Further, there’s even some evidence to suggest investments in education technology have a negative impact on academic achievement in schools. Just because technology increases workplace efficiency doesn’t mean it necessarily has a productive effect in the complicated area of school education.

For example, the Rudd and Gillard governments’ Digital Education Revolution Program —whereby all students from Year 9 to Year 12 received laptops — cost $2 billion taxpayer dollars between 2008 and 2013 but had no positive impact on student results. While intuition suggested there would be a benefit, evidence showed there wasn’t.

The triumph of intuition over evidence in recent education debates is part of the reason why Australia’s literacy and numeracy results have declined in recent years, despite massive increases in government spending on schools.

Take class sizes. Superficially, it would seem to make sense that smaller classes will mean teachers are better able to cater for the needs of individual students, all else being equal. But the truth is that ‘all else’ is rarely equal in education — class size reduction is expensive and has only minor positive effects. Some of the top-performing countries, like Singapore and Japan, have much larger class sizes than Australia.

Ultimately, teacher quality is far more important than class size. Most students tend to learn better in a relatively large class with a great teacher rather than in a smaller class with a mediocre teacher.

So how should schools invest the extra Gonski 2.0 cash? For a start, it should always be in evidence-based, cost-effective programs and policies.

First, give teachers fewer classes and more time outside the classroom. Australian teachers typically spend at least an hour extra teaching per day compared to high-achieving countries. The more time teachers have to prepare and review lessons, and collaborate with other teachers, the better their teaching will be.

The OECD recently suggested Australia give teachers less class time so they can focus more on high-quality teaching — and the cost and need for more teachers of this approach could be offset by increasing class sizes.

Second, we need to address the slide in literacy and numeracy. Intervention to help students who are underachieving in literacy and numeracy is far more effective in early primary years than in later schooling. Teaching reading is absolutely vital in the early years, but teachers are not equipped with the skills necessary to do so effectively.

Phonics — the practice of teaching students how to read by linking sounds to letters, to sound out written words — is a necessary component of effective reading instruction, but is not practiced consistently in Australian schools. A recent systemic literature review in Australia found new teaching graduates feel unprepared to teach phonics. Primary schools should fill this knowledge gap by training teachers in effective phonics instruction.

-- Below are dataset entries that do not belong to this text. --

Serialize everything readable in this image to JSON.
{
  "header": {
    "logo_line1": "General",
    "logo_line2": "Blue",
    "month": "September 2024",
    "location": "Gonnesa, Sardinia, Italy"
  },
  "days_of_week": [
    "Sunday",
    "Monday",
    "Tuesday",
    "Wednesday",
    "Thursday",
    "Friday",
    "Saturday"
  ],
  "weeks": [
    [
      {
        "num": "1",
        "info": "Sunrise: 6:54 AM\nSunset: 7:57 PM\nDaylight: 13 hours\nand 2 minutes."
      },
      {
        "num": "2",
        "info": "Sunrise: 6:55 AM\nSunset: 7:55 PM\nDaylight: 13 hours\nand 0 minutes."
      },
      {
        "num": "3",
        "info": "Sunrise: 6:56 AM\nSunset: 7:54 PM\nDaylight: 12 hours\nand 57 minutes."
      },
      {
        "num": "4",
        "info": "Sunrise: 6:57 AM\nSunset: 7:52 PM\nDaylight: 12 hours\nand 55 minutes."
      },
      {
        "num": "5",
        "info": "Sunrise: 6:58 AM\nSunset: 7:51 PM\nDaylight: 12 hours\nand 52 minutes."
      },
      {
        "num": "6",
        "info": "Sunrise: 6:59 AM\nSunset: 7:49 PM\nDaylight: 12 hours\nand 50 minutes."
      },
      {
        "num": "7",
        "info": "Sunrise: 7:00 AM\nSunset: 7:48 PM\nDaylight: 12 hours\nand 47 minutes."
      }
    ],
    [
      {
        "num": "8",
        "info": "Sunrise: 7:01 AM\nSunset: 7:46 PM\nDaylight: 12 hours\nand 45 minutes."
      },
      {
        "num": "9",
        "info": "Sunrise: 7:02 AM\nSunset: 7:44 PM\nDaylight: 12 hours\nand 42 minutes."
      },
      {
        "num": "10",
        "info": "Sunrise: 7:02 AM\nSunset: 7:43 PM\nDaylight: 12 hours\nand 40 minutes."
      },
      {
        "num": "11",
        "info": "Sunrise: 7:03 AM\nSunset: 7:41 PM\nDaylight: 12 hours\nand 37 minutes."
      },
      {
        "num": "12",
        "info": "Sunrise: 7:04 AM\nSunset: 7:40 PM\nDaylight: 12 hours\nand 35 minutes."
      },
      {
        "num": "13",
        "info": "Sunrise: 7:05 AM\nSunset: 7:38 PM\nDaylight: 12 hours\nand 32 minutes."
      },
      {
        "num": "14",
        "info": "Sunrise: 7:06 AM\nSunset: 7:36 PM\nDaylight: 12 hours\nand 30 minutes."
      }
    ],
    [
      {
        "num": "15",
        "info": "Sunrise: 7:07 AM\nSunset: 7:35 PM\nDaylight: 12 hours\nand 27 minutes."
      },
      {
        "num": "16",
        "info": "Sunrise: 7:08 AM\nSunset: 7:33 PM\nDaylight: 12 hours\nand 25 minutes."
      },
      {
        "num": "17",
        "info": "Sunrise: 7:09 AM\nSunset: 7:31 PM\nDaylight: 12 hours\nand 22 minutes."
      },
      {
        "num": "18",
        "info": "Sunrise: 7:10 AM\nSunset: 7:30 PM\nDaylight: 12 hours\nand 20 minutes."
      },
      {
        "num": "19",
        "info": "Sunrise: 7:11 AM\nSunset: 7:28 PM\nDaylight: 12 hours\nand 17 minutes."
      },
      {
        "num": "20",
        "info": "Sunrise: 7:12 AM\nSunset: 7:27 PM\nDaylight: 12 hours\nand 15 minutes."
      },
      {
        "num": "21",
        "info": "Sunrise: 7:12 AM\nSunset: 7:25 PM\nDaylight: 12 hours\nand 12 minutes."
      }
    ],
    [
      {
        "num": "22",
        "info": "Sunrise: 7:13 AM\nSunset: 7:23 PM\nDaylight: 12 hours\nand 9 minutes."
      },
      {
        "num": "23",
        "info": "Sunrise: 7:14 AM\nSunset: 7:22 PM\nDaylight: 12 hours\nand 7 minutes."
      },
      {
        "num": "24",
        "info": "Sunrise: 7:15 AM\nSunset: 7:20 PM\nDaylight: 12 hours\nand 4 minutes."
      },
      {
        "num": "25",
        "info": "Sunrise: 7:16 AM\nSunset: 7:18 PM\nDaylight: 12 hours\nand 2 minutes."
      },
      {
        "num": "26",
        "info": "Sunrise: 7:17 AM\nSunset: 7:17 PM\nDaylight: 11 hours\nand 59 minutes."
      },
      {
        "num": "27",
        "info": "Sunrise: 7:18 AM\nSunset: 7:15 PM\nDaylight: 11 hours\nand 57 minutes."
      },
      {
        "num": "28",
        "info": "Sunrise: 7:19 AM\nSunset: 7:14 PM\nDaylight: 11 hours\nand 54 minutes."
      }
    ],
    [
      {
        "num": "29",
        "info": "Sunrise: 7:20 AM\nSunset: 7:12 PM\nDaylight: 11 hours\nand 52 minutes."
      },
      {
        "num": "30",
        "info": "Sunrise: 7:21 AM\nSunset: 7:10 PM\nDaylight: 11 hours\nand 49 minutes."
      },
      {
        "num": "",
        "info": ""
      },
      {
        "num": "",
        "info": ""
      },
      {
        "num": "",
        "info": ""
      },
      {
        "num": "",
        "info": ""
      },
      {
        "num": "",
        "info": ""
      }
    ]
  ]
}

Third, there is a strong need for teachers to receive classroom management training. Australia has relatively high levels of student classroom misbehaviour compared to the OECD and other high-achieving countries. This is partly because university teacher education degrees do not consistently prepare new teachers with adequate classroom management skills. Again, schools should make up for this by training teachers in evidence-based classroom management techniques.

A final necessary, overarching, reform is teacher training. We currently have an absurd situation where it is compulsory for teachers to periodically attend professional development as part of the national teaching standards, but the professional learning providers are not obliged to ensure the content delivered is evidence-based (except in NSW and the ACT). States and territories should have more consistent and transparent standards for providers of teacher professional development.

Unless we bring evidence back to the forefront of school spending, the extra $23.5 billion of Gonski 2.0 funding will be frittered away on measures that fail to improve student outcomes.

Blaise Joseph is an education policy analyst at The Centre for Independent Studies and a former teacher. He is the author of Getting the most out of Gonski 2.0: The evidence base for school investments.